Bu kadar çok üretim elde etmek için, süt sığırlarına yapılan genetik müdahale ile sığırların ihtiyaç duydukları yüksek enerji, mineral ve protein maddelerini kendi kemiklerini eriterek kullandıkları bilindiği halde, buna neden gerek duymaktadırlar. İhtiyaç fazlası üretim için bu neden yapılıyor?

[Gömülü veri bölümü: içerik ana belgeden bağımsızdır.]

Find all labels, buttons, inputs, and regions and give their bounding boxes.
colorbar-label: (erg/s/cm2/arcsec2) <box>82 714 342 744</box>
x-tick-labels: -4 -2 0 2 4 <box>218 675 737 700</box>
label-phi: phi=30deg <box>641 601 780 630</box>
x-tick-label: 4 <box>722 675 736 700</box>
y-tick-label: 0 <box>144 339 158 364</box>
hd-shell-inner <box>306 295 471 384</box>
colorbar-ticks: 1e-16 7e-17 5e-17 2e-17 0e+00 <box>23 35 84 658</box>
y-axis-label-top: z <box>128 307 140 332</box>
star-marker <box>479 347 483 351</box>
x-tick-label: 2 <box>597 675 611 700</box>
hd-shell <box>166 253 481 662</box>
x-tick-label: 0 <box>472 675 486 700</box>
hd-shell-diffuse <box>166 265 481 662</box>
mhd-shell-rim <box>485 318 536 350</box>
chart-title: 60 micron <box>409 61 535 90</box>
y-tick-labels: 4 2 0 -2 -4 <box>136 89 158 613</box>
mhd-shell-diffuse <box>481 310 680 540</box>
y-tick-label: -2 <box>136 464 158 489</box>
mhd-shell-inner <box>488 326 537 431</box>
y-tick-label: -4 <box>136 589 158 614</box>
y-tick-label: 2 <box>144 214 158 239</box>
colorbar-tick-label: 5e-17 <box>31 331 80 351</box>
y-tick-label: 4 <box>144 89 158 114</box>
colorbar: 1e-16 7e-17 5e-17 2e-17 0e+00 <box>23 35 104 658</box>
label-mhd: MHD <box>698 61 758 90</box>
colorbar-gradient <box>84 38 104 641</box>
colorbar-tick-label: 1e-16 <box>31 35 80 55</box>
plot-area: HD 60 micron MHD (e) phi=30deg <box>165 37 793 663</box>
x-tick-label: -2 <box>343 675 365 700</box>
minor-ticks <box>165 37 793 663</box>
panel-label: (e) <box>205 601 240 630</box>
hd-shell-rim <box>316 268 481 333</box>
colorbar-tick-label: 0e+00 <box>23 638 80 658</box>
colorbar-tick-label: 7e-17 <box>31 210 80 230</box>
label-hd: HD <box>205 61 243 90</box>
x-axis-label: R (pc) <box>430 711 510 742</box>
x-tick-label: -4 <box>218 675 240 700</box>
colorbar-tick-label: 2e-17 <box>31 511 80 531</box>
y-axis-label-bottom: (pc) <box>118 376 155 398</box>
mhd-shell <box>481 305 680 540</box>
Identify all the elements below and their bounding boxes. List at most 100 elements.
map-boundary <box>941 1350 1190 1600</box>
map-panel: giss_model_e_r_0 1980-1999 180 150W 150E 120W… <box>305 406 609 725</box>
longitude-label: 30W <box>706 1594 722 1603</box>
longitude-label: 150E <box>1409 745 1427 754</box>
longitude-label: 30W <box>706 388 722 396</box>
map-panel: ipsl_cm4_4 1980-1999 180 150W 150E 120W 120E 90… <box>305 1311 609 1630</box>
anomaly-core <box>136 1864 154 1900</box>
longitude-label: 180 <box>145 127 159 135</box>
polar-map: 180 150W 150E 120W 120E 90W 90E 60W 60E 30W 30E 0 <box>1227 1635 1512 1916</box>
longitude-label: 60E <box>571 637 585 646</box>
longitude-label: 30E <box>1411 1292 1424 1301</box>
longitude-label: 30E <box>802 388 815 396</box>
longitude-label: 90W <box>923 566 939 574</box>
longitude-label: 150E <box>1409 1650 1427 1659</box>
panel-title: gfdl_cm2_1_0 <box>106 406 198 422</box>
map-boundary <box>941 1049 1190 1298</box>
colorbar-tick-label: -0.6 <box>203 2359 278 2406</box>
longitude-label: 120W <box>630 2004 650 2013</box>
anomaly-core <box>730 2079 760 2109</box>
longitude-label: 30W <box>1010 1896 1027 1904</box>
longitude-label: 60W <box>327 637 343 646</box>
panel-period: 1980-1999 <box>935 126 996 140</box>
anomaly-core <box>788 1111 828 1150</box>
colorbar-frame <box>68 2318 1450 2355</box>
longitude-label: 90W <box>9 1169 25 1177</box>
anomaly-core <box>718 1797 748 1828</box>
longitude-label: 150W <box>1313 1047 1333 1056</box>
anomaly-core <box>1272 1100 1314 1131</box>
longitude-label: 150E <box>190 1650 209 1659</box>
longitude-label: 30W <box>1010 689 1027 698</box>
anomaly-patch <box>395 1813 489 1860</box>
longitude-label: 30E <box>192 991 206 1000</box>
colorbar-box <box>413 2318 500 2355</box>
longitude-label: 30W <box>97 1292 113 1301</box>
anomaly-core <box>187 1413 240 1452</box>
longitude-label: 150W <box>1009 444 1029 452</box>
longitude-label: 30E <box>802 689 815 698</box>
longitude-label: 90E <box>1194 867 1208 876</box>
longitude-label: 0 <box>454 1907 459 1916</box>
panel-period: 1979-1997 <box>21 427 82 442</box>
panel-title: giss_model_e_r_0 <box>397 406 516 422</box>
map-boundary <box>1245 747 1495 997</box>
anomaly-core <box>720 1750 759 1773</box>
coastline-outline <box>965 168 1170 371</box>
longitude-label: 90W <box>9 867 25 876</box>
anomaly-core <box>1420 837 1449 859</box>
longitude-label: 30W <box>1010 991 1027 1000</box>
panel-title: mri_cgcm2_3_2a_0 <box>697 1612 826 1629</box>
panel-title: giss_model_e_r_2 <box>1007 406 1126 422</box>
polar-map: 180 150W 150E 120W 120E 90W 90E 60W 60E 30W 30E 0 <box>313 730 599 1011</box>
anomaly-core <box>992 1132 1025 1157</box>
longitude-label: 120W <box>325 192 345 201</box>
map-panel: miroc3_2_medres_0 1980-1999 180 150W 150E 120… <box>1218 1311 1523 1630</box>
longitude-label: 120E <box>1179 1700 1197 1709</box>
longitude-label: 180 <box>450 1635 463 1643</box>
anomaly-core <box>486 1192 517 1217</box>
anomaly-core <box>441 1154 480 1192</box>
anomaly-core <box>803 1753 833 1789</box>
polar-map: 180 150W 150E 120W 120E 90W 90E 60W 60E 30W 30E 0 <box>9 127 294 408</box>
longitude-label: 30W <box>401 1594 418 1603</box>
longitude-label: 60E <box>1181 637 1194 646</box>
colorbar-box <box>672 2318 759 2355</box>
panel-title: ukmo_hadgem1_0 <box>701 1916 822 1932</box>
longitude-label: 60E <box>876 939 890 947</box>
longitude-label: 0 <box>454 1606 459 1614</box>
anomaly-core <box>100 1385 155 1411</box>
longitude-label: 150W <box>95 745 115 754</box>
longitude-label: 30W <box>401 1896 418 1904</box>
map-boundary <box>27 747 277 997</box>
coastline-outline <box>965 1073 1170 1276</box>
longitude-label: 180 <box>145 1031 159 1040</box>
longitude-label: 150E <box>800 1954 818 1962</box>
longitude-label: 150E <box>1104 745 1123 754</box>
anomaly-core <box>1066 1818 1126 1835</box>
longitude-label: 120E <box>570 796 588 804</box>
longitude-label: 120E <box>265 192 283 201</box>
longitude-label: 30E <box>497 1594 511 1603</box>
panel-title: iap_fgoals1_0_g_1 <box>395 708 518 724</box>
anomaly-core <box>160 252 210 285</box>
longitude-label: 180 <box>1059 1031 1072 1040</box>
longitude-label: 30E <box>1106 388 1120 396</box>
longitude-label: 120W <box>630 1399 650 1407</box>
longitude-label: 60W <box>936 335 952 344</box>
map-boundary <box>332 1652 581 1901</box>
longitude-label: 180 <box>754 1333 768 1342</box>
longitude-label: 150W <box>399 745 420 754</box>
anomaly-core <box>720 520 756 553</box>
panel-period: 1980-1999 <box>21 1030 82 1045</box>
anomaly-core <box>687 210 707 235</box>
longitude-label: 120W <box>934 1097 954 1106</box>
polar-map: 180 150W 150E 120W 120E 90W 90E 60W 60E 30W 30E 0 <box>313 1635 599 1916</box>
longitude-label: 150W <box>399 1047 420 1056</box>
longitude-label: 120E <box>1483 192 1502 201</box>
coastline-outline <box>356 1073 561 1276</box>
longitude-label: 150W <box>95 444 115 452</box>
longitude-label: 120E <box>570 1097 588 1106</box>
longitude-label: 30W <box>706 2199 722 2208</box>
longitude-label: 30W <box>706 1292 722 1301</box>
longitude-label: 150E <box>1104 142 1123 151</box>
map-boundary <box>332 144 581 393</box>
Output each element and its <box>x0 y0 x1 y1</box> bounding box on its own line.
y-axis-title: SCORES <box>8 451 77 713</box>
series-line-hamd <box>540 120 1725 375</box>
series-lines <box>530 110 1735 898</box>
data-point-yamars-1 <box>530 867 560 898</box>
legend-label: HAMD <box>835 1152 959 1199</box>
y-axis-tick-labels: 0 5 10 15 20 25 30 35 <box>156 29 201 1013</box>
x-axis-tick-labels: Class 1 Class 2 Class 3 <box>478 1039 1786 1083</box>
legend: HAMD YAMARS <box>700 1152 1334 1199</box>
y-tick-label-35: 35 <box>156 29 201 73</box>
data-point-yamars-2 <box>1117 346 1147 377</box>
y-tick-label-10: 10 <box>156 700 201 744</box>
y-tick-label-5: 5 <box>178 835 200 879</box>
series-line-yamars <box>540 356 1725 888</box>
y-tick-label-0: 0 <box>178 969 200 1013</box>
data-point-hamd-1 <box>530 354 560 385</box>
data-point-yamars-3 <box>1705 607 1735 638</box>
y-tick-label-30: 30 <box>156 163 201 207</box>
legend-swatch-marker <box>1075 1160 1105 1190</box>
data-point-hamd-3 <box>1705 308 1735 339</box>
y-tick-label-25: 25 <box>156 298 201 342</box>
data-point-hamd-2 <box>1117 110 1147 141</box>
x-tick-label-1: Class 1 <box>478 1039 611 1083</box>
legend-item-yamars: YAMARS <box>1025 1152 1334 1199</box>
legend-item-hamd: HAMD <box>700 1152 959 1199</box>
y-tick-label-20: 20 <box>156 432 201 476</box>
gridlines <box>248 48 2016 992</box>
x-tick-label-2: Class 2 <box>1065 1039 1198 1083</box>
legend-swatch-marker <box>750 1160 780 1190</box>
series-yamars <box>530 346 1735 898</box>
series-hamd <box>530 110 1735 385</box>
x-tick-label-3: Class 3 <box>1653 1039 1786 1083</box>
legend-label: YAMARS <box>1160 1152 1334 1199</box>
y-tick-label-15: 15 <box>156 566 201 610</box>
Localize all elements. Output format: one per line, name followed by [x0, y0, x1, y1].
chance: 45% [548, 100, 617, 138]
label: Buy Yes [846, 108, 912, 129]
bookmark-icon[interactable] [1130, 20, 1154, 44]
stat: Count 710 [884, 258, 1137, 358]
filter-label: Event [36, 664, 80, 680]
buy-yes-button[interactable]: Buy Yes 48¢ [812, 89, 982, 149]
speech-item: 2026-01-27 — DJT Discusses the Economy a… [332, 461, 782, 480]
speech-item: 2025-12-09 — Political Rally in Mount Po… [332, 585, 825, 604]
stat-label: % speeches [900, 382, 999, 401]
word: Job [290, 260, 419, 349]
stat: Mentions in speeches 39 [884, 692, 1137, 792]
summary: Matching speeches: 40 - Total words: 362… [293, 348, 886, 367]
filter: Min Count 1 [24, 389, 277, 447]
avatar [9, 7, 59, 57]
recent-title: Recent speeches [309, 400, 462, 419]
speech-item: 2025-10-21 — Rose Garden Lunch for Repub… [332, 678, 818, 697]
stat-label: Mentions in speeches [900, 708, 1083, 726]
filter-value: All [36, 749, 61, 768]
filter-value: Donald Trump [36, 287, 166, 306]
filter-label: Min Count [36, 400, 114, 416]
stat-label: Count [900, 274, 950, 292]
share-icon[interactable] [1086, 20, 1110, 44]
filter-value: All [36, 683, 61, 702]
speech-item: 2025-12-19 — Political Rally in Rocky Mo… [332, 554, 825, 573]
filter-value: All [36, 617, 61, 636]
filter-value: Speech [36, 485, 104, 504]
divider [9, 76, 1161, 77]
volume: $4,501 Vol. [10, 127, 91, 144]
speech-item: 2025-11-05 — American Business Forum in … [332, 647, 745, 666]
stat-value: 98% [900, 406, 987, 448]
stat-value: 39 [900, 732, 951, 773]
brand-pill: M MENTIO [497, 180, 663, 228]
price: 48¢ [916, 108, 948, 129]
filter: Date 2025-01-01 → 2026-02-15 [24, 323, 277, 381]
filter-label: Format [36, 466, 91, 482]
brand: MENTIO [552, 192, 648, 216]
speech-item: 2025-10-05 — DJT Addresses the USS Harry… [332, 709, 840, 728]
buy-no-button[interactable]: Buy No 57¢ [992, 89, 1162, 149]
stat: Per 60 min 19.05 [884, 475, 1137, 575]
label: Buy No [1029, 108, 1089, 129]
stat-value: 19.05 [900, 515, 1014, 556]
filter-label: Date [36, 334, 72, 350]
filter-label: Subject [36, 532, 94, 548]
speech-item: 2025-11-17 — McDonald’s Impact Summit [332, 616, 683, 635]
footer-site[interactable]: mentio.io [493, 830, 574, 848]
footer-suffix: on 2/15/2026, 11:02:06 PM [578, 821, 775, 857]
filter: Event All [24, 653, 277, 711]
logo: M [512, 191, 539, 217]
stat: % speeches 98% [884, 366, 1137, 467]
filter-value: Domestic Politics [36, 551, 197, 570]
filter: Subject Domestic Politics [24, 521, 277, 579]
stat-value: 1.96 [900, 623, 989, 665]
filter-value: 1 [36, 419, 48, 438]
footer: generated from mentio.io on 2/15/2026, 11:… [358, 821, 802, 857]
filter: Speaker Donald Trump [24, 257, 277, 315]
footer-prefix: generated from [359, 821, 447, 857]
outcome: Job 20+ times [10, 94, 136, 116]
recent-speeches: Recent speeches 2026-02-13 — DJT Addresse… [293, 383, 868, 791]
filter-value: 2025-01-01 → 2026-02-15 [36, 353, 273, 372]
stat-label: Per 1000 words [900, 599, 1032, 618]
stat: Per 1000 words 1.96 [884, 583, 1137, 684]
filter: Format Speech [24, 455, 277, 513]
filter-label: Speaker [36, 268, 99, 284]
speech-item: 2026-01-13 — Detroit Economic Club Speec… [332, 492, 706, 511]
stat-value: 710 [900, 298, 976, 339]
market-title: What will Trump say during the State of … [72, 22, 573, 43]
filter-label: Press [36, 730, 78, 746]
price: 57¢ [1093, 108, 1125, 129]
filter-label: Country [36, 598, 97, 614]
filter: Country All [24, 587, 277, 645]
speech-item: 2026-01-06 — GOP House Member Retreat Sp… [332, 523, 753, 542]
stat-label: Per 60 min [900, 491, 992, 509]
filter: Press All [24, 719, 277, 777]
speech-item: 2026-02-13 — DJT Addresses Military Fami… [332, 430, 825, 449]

Dünyanın birçok ülkesinde, yetersiz beslenmeden dolayı ölümler günlük sıradan olaylar haline gelmiştir. Yakılması düşünülen bu ihtiyaç fazlası ürünler buralara neden gönderilmemektedir?
Üretici olmayan, olamayan bu istihdam dışı nüfus, aynen üretim fazlası ürünler gibi, açlıkla imha
mı edilmek isteniyor?
‘’Şeytan detaylarda gizlidir’’ diye bir söz vardır. Kapitalizm geniş işbölümü ile, üreticiyi kendi
üretimine yabancılaştırmış. Kapitalizmin bu çirkin yüzü görülememekte, teknolojinin nimetlerinden yararlanan insanlar kapitalizme övgüyle bakabilmektedirler. Ama pazarcıyı yakından gördükleri için
onu kötü adam olarak suçlamaktadırlar.
Bir şeyi yaparken, bir başka şeylere yapılandan fazla zarar veriliyorsa, o şey yapılmış sayılmaz.
Kapitalizm, belli bir azınlık, teknolojiden yararlanacak diye, dünya nüfusunun büyük çoğunluğuna zarar veriyorsa ve dünyada kötü beslenmeden dolayı ölümlerin önüne geçilemiyorsa, övgüye layık değildir. Tam tersine suçludur.
Her şey insanlık için diyorsak, insani sorunları gündemin başına almak zorundayız.
Eğer insan olmayı kabul ediyorsak insanı, yani kendimizi savunmak zorundayız.